United States-based casino operator Wynn Resorts Ltd will aim for innovative forms of business tourism and entertainment in its plans for a so-called integrated resort in Japan.
That was the view expressed on Thursday by Matt Maddox (pictured), president of Wynn Resorts, a group currently with casino operations in the U.S. and Macau, and eyeing – like many of its large-scale peers – to expand to Japan.
Mr Maddox was speaking during a company presentation on the second day of the Japan Gaming Congress in Tokyo. The two-day conference about the planned Japanese casino sector is organised by Clarion Events Ltd.
The Wynn Resorts executive said one of its Japan strategies would be to focus on meetings, incentives, conferences and exhibitions (MICE). “It is MICE but it has got to be MICE 2.0,” Mr Maddox said. “It has got to be something more interactive,” he added, saying the firm was currently experimenting with some new concepts in that field in the U.S.
A Wynn Resorts project in Japan would also focus on entertainment, Mr Maddox added. “The entertainment needs to be uniquely Japanese, but we do believe it needs to be immersive and interactive,” he stated.
Mr Maddox also said Wynn Resorts would adopt best-in-class employment policies and high standards for customer service. The firm would aim to establish deep ties with local communities, he stated.
Legislation making casino gambling legal in Japan came officially into effect on December 26. That piece of legislation – referred to by its supporters prior to its enactment as the Integrated Resorts Promotion Bill – got the final approval from Japan’s parliament on December 14.
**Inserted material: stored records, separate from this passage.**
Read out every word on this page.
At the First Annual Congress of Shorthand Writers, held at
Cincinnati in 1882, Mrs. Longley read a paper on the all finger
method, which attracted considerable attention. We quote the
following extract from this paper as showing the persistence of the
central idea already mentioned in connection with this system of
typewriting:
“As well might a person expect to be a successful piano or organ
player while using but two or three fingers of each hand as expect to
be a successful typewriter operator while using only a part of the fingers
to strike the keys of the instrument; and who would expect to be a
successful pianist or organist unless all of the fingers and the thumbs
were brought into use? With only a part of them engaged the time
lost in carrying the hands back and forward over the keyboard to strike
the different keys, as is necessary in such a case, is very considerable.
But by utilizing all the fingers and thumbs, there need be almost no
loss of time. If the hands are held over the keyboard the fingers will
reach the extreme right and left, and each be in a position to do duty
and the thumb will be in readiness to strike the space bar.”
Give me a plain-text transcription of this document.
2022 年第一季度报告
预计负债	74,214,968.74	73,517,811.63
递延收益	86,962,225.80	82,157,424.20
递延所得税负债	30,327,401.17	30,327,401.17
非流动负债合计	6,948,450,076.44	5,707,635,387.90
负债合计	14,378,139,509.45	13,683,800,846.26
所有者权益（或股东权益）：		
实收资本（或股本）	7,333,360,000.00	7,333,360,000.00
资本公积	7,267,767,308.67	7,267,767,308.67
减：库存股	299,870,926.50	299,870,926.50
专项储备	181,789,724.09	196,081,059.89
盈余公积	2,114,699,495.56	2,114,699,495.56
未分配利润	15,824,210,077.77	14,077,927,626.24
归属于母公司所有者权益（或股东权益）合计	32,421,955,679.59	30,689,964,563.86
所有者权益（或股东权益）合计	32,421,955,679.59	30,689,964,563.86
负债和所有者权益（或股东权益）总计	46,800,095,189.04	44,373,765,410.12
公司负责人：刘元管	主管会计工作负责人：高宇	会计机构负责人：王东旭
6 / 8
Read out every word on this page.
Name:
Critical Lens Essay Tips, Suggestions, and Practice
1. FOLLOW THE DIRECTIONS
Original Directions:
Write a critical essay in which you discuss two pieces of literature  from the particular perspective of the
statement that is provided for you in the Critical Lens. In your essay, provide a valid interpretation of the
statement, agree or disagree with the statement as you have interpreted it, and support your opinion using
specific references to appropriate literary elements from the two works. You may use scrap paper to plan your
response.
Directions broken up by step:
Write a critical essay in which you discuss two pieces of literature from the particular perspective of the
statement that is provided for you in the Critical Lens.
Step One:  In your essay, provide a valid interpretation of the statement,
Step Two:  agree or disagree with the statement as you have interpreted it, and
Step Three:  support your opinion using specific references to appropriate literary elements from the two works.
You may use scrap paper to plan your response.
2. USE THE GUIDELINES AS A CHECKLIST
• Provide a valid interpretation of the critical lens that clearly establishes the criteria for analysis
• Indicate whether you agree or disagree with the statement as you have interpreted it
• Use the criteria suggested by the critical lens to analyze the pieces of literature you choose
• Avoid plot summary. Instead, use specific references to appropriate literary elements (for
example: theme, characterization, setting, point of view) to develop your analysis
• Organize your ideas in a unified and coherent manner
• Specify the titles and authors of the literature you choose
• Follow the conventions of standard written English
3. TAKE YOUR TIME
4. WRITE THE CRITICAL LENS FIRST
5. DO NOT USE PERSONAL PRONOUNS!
Casino legalisation in Japan is a two-statute process. After approval of the enabling bill legalising casino resorts at the conceptual level, a second piece of legislation has now to be passed, detailing the specifics, including how casinos are administered and regulated.
On Wednesday a panel of experts advising the Japanese government on the casino legislation process proposed that Japanese integrated resorts should feature the following core elements: a casino; convention space; recreational areas (i.e. shopping malls, museums); facilities promoting domestic tourism in Japan; and hotel accomodation.
The same panel suggested that prefectural governments and those of designated cities should respectively link with casino operators in order to submit jointly an integrated resort proposal. These proposals would then be reviewed at a national level, by the Land, Infrastructure, Transport and Tourism Ministry, which would select the projects to be implemented.